One aspect of the interviewer’s questions that I particularly appreciated was her recognition of her own lack of knowledge. She asked Syed for recommendations of books or writers to read; Syed recommended staying away from the “survivor stories” mentioned at the beginning of the show, and instead suggested work by people such as Asifa Quraishi, Jasmin Zine, Amina Wadud and Mohja Kahf, as well as an anthology entitled Windows of Faith. As a final thought, Syed emphasized the multiplicity of identities and beliefs of Muslim women, and reminded us that “Muslim women, above all things, are also human, and tend to have a wide diversity of experience.”

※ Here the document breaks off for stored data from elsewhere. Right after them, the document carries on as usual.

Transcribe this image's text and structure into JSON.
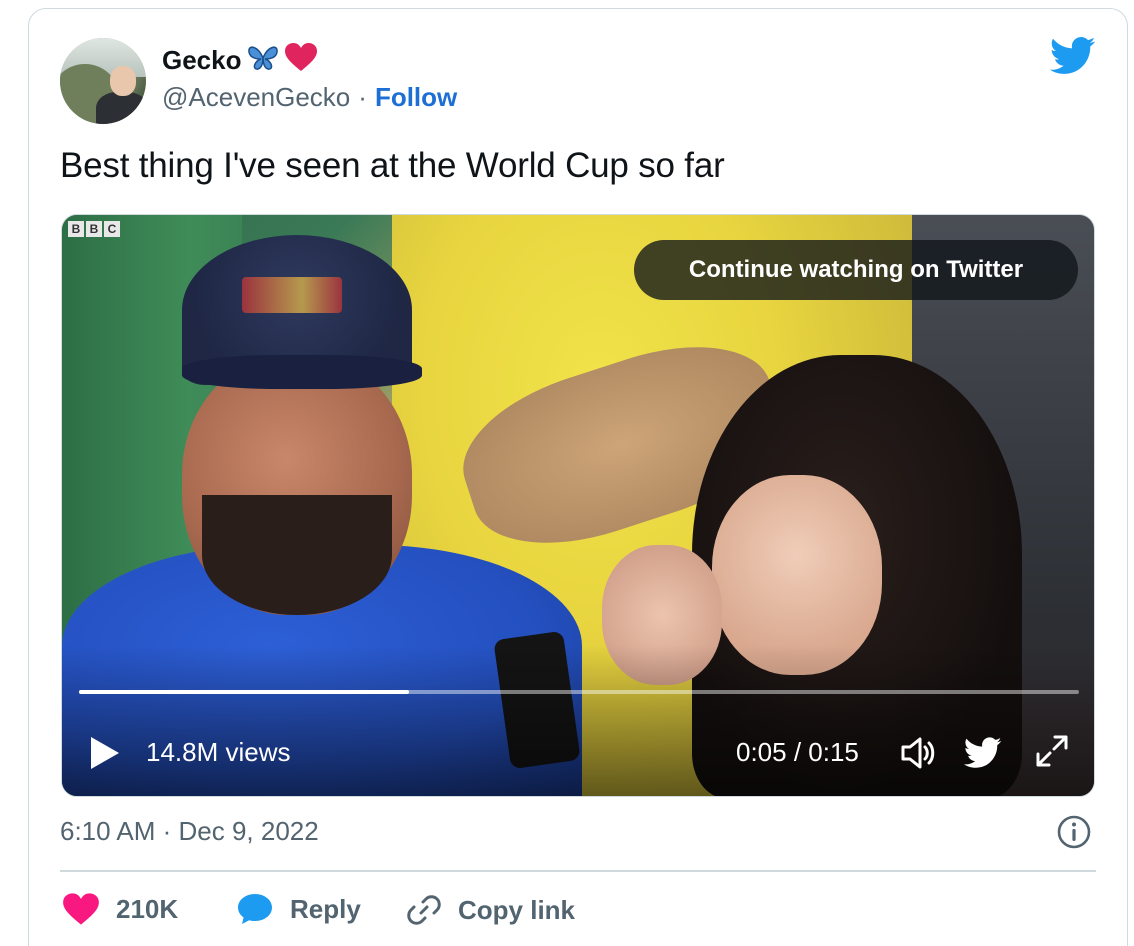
{
  "author": {
    "display_name": "Gecko",
    "handle": "@AcevenGecko",
    "separator": "·",
    "follow_label": "Follow"
  },
  "tweet": {
    "text": "Best thing I've seen at the World Cup so far",
    "timestamp": "6:10 AM · Dec 9, 2022"
  },
  "video": {
    "channel_logo": [
      "B",
      "B",
      "C"
    ],
    "continue_label": "Continue watching on Twitter",
    "views": "14.8M views",
    "time": "0:05 / 0:15",
    "progress": 0.33
  },
  "actions": {
    "likes": "210K",
    "reply_label": "Reply",
    "copy_label": "Copy link"
  },
  "colors": {
    "twitter_blue": "#1d9bf0",
    "like_pink": "#f91880",
    "follow_blue": "#1d6fd6",
    "muted_text": "#536471"
  },
  "icons": [
    "twitter-logo",
    "butterfly",
    "heart",
    "play",
    "volume",
    "expand",
    "info",
    "reply-bubble",
    "link"
  ]
}
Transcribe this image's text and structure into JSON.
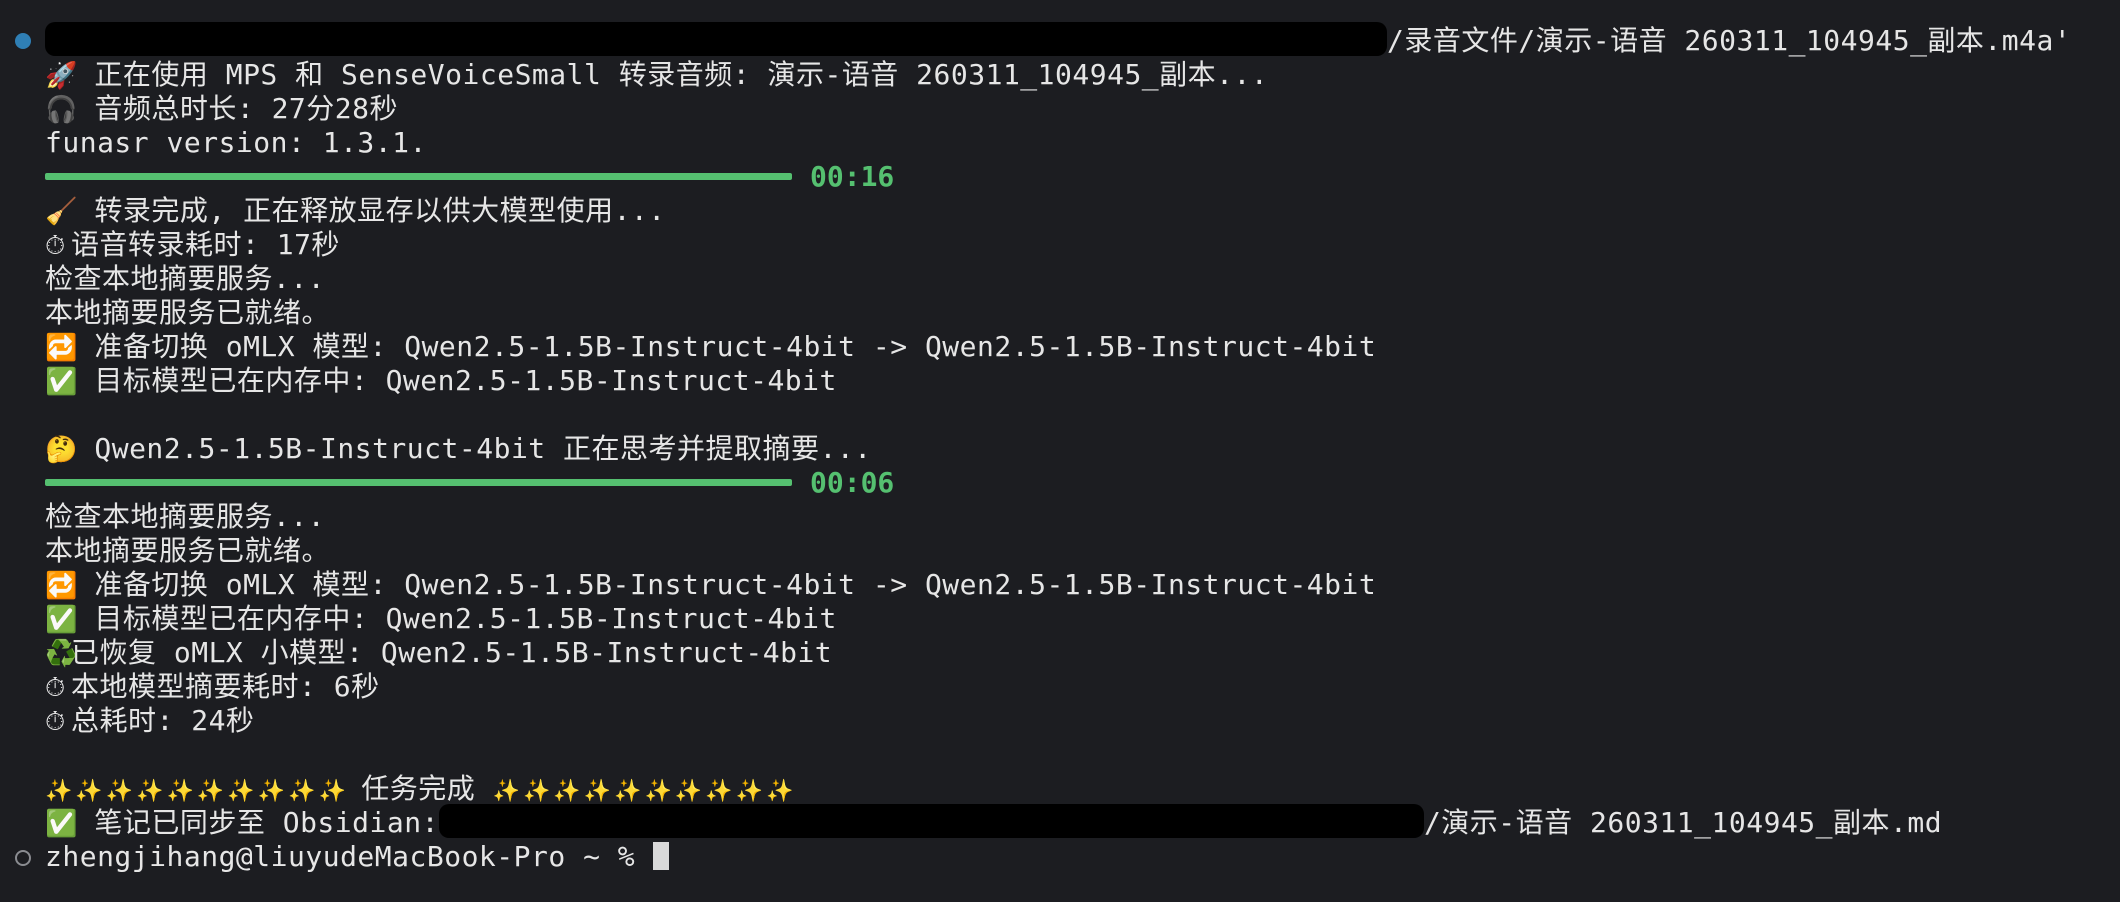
{
  "lines": {
    "l1_path": "/录音文件/演示-语音 260311_104945_副本.m4a'",
    "l2_text": "正在使用 MPS 和 SenseVoiceSmall 转录音频: 演示-语音 260311_104945_副本...",
    "l3_text": "音频总时长: 27分28秒",
    "l4_text": "funasr version: 1.3.1.",
    "l6_text": "转录完成, 正在释放显存以供大模型使用...",
    "l7_text": "语音转录耗时: 17秒",
    "l8_text": "检查本地摘要服务...",
    "l9_text": "本地摘要服务已就绪。",
    "l10_text": "准备切换 oMLX 模型: Qwen2.5-1.5B-Instruct-4bit -> Qwen2.5-1.5B-Instruct-4bit",
    "l11_text": "目标模型已在内存中: Qwen2.5-1.5B-Instruct-4bit",
    "l13_text": "Qwen2.5-1.5B-Instruct-4bit 正在思考并提取摘要...",
    "l15_text": "检查本地摘要服务...",
    "l16_text": "本地摘要服务已就绪。",
    "l17_text": "准备切换 oMLX 模型: Qwen2.5-1.5B-Instruct-4bit -> Qwen2.5-1.5B-Instruct-4bit",
    "l18_text": "目标模型已在内存中: Qwen2.5-1.5B-Instruct-4bit",
    "l19_text": "已恢复 oMLX 小模型: Qwen2.5-1.5B-Instruct-4bit",
    "l20_text": "本地模型摘要耗时: 6秒",
    "l21_text": "总耗时: 24秒",
    "l23_text": "任务完成",
    "l24_label": "笔记已同步至 Obsidian:",
    "l24_path": "/演示-语音 260311_104945_副本.md",
    "prompt": "zhengjihang@liuyudeMacBook-Pro ~ % "
  },
  "progress": [
    {
      "time": "00:16",
      "fraction": 1.0
    },
    {
      "time": "00:06",
      "fraction": 1.0
    }
  ],
  "sparkles": "✨ ✨ ✨ ✨ ✨ ✨ ✨ ✨ ✨ ✨",
  "colors": {
    "background": "#1c1d21",
    "text": "#e6e6e6",
    "progress_green": "#55c070",
    "marker_blue": "#2f7fb5"
  },
  "icons": [
    "rocket-icon",
    "headphones-icon",
    "broom-icon",
    "stopwatch-icon",
    "repeat-icon",
    "check-icon",
    "thinking-face-icon",
    "recycle-icon",
    "sparkles-icon"
  ]
}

The second part of the interview was with Farzana Doctor, a psychotherapist, social worker, and writer, who lives in Toronto. Much of the interview focused on Doctor’s first novel, Stealing Nasreen (shown below right), which is about the relationship between a couple who have recently moved to Canada from India, and a a queer South Asian-Canadian woman.
Doctor described the book as one that looks at the intersectionality of South Asian, Muslim, and queer identities, a perspective that she felt was missing in the world of literature when she herself came out as queer*. Doctor described her own religious identity as more of a political and cultural one, based on the relatively secular household in which she was raised, although she said that she felt a need to engage more critically with her Muslim identity when she began to identify as queer, especially given the lack of examples she could find of others who were struggling with similar conflicts. She stated that her book has been very well-received among South Asian circles and within queer Muslim groups, by people excited to find a story that reflects parts of their own experiences.
Asked about the reactions within the mainstream Muslim community to her book and to her own identity, Doctor echoed Syed’s reminder that there is no one “Muslim community,” and that the diversity of Canada’s Muslim communities is reflected in the wide range of reactions, from those who simply state that it is impossible to be both Muslim and queer, to those who are searching for alternate ways to understand how these identities can coexist.
Overall, although at times I wished the interviewer could have gone into a bit more depth on some issues, I thought she raised some important questions, and did a good job with allowing her guests to speak for themselves, rather than assuming that she knew how they should feel. I’m also really glad that she acknowledged the problems with all the “survivor stories” out there, and that she included on the show women who have had their struggles with Muslim communities and yet continue to see themselves as working from within a Muslim framework, rather than needing to escape from Islam.
*Full disclosure: Itrath is also a friend of mine, and someone I really admire, so I might be just a little biased. But that’s only because she’s so awesome.
*“Queer” is the term that Farzana used to describe herself, and thus we have used it here. The term is often used by LGBT communities in order to reclaim it.